- Price optimization models are complex algorithms designed to evaluate the change in demand at various levels and match the results with data on costs and inventory levels to craft optimal prices and maximize profit.
- Retails need to ensure they factor in all the interrelations between products when changing prices.
- It is challenging to determine which products and how many of them require price changes. Besides, sometimes a price change can damage KPIs instead of fueling them.
- By changing the price of one product, the retailer triggers a chain reaction across a group of ‘neighboring’ products in the perception of the shoppers.
- To maximize the KPI of choice the retailers need optimization models that factor in both the elasticity of the product and its cross-elasticity with related products
- Elasticity of the Product
- Elasticity measures the responsiveness of the quantity demanded or supplied of a good or service to a change in price, income, or other relevant factors. It helps assess how sensitive the demand or supply of a product is to changes in these variables.
- Elasticity = % change of quantity supplied / % Change in Price
- e.g. Suppose the price of coffee increases by 10%, and as a result, the quantity demanded decreases by 15%. The elasticity of coffee is calculated as Elasticity of coffee = -15%/10% = -1.5 The negative sign indicates that coffee is an elastic good. This means that consumers are relatively responsive to changes in the price of coffee, and a price increase leads to a proportionally larger decrease in the quantity demanded.
- Cross Elasticity of relative Products -
- Cross Elasticity = % Change in quantity demanded of a good A/ % Change in Price of good B
- e.g. the cross-elasticity between coffee and tea.

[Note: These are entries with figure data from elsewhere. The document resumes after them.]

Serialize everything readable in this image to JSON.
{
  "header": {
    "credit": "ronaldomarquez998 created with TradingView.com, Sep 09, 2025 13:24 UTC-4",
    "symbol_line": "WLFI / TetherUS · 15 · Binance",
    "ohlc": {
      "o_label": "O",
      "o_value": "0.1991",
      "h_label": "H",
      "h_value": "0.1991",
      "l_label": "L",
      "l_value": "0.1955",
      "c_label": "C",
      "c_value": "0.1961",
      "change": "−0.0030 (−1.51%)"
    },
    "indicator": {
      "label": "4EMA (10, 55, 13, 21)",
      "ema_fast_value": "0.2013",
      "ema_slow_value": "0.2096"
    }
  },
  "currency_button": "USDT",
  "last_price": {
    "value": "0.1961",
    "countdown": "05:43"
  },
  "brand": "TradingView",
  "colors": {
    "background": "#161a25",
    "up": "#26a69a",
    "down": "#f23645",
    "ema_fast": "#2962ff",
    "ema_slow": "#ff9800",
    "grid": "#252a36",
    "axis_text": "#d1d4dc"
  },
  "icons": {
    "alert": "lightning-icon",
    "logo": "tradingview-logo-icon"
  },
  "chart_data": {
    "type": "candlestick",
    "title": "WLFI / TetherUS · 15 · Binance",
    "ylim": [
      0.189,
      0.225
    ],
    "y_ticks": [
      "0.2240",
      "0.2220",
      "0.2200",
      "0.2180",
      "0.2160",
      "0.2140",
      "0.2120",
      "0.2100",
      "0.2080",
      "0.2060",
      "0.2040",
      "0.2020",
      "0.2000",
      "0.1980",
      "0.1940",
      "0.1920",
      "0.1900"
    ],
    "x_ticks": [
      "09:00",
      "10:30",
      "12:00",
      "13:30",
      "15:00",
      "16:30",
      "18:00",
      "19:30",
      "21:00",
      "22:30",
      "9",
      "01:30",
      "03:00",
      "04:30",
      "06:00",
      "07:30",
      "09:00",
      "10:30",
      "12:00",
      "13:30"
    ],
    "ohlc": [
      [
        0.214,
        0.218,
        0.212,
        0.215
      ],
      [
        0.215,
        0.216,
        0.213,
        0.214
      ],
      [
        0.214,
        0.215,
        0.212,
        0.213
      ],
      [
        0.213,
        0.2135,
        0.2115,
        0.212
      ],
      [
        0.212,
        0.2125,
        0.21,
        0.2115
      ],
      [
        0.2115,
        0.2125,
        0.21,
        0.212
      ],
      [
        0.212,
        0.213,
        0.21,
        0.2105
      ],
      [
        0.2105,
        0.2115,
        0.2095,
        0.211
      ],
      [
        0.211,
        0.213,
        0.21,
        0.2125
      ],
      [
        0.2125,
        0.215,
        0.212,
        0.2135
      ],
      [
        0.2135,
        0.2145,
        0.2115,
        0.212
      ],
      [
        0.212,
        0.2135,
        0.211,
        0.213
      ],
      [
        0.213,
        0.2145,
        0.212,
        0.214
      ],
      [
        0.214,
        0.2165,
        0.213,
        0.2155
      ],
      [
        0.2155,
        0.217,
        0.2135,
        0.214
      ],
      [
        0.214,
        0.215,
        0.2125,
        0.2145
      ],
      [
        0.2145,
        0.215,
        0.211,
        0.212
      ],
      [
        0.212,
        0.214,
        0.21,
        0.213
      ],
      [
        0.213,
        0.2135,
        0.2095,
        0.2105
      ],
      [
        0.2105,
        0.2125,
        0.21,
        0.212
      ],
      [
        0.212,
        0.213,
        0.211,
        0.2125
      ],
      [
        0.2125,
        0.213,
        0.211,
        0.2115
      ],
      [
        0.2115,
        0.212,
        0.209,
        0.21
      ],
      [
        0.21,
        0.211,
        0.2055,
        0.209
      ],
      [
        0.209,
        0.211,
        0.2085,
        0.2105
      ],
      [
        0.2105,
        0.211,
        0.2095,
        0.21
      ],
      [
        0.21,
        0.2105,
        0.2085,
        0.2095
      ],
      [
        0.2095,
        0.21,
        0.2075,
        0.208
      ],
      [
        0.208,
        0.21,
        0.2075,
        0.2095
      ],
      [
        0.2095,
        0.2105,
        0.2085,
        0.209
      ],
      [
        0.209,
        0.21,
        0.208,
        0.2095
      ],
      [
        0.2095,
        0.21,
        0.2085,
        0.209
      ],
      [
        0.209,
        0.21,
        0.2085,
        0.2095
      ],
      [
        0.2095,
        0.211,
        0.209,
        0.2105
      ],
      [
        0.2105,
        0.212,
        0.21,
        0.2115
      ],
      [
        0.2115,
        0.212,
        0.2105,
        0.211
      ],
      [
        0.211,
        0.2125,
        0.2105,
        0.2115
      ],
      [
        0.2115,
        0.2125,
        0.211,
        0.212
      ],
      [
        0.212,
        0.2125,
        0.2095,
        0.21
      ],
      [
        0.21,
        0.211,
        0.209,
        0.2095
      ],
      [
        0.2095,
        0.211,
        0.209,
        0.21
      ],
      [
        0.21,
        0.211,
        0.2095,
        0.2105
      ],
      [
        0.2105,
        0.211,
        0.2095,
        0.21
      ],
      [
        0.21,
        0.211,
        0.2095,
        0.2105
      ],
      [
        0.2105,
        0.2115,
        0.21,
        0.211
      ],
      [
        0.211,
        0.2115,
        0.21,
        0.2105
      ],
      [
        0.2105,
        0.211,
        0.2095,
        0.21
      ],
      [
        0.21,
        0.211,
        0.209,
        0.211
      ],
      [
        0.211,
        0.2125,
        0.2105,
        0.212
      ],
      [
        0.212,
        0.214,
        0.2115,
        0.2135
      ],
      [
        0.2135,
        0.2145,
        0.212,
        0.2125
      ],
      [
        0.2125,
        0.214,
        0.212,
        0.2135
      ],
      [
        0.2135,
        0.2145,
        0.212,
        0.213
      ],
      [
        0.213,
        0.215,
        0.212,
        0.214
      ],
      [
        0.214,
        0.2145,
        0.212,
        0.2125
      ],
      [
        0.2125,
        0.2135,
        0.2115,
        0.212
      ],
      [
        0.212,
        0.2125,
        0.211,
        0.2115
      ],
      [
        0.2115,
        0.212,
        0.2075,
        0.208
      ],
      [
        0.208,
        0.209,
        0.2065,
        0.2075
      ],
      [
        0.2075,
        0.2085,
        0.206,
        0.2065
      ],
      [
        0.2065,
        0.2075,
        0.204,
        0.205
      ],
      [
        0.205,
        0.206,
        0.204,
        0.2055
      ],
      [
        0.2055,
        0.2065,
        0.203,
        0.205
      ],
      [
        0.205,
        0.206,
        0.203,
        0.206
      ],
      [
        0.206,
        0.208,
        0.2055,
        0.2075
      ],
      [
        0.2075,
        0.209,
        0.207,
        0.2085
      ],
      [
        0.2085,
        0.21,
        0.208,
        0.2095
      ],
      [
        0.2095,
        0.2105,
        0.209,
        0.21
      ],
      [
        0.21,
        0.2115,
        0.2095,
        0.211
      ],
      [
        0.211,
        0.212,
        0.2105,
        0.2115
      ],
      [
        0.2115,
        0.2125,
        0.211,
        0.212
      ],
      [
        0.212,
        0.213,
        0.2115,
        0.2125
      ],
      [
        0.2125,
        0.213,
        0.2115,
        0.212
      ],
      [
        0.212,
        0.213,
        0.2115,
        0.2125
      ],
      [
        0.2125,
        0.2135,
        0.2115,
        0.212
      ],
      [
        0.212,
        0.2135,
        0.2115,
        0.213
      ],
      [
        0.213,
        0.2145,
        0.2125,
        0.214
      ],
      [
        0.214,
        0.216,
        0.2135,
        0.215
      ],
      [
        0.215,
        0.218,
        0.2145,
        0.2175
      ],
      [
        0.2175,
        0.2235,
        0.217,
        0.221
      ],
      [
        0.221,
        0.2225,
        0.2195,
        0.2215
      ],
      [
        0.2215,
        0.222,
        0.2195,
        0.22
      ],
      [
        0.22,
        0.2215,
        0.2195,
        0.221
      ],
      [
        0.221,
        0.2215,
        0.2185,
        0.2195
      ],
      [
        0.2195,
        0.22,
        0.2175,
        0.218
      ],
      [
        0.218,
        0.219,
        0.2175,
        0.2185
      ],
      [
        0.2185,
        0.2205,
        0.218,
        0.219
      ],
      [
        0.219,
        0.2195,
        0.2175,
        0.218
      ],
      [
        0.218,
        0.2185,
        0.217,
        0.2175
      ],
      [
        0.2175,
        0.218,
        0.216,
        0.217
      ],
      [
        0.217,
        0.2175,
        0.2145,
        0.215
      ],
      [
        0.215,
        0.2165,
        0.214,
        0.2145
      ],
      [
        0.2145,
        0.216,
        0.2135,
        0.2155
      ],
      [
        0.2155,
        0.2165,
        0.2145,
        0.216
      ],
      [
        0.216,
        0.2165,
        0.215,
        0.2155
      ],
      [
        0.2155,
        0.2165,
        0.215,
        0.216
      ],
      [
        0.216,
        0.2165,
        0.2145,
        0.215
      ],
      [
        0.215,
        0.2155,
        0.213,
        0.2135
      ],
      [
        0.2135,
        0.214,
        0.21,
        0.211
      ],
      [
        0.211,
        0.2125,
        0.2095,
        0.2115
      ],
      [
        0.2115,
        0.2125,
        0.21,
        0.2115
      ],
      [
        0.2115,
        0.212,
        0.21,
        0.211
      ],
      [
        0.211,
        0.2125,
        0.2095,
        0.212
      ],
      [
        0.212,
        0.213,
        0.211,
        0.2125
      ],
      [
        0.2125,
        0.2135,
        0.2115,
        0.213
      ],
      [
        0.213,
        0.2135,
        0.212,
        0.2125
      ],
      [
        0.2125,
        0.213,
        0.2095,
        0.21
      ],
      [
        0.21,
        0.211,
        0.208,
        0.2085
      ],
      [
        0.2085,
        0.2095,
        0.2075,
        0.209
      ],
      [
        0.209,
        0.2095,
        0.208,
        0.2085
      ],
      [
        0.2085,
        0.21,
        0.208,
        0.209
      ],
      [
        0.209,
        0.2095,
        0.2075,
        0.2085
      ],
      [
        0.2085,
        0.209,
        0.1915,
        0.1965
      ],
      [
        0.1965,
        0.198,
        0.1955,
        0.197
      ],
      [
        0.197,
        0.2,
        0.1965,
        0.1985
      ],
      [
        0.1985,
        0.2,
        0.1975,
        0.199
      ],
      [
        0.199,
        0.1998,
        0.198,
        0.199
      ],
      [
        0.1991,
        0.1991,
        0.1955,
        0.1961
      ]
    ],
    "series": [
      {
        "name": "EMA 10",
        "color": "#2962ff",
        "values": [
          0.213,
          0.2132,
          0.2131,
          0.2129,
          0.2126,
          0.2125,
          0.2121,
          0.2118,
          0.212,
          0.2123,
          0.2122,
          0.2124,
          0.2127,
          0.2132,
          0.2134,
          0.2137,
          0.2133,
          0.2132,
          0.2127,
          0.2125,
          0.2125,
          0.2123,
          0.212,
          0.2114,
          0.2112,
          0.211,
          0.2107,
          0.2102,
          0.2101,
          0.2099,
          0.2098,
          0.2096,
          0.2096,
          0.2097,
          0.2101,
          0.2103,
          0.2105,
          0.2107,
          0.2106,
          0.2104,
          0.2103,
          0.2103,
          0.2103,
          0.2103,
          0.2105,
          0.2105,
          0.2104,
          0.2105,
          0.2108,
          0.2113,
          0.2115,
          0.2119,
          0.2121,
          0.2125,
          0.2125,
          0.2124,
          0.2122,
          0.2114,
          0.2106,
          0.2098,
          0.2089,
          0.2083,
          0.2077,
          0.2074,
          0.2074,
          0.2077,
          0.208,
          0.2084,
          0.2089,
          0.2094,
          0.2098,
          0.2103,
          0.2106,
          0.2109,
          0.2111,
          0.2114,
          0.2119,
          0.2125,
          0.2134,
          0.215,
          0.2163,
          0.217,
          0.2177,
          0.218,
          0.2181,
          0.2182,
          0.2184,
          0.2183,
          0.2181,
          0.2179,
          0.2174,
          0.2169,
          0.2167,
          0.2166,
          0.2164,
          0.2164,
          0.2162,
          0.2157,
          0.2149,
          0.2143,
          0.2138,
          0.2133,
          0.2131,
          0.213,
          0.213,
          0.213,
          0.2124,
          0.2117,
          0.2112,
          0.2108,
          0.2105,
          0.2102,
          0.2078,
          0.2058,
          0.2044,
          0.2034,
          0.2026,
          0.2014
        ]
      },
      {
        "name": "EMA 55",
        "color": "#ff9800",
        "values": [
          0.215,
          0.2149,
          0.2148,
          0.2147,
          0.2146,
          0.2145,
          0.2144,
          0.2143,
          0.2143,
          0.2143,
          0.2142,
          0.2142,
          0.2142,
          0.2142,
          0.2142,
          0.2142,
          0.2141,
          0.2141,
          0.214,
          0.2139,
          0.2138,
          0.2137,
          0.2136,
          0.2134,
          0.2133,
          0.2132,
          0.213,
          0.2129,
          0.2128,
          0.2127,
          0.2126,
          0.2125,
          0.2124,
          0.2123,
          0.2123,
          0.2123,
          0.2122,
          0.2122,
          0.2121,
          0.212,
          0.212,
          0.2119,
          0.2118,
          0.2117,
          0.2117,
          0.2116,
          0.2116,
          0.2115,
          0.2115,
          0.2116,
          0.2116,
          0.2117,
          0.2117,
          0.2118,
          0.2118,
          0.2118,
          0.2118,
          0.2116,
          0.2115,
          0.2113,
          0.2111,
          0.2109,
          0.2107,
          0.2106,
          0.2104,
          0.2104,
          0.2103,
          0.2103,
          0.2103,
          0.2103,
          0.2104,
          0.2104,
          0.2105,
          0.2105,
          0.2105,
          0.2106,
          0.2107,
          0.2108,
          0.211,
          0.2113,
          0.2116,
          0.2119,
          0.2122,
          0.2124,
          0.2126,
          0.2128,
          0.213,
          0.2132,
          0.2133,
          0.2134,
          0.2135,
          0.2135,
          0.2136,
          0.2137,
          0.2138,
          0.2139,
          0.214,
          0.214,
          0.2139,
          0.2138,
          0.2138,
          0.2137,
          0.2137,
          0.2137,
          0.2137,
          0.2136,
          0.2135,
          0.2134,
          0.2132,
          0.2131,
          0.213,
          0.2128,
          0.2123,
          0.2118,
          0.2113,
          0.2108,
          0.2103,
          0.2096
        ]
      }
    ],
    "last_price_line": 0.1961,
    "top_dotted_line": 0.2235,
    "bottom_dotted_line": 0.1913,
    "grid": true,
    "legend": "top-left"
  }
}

Suppose the price of coffee increases by 10%, and as a result, the quantity demanded of tea increases by 5%. The cross-elasticity between coffee and tea is calculated as
- Cross Elasticity = 5%/10% = 0.5
- The positive sign indicates that coffee and tea are substitutes. When the price of coffee rises, consumers shift to tea, leading to an increase in the quantity demanded of tea. This suggests that these two beverages are interchangeable, and a change in the price of one affects the demand for the other.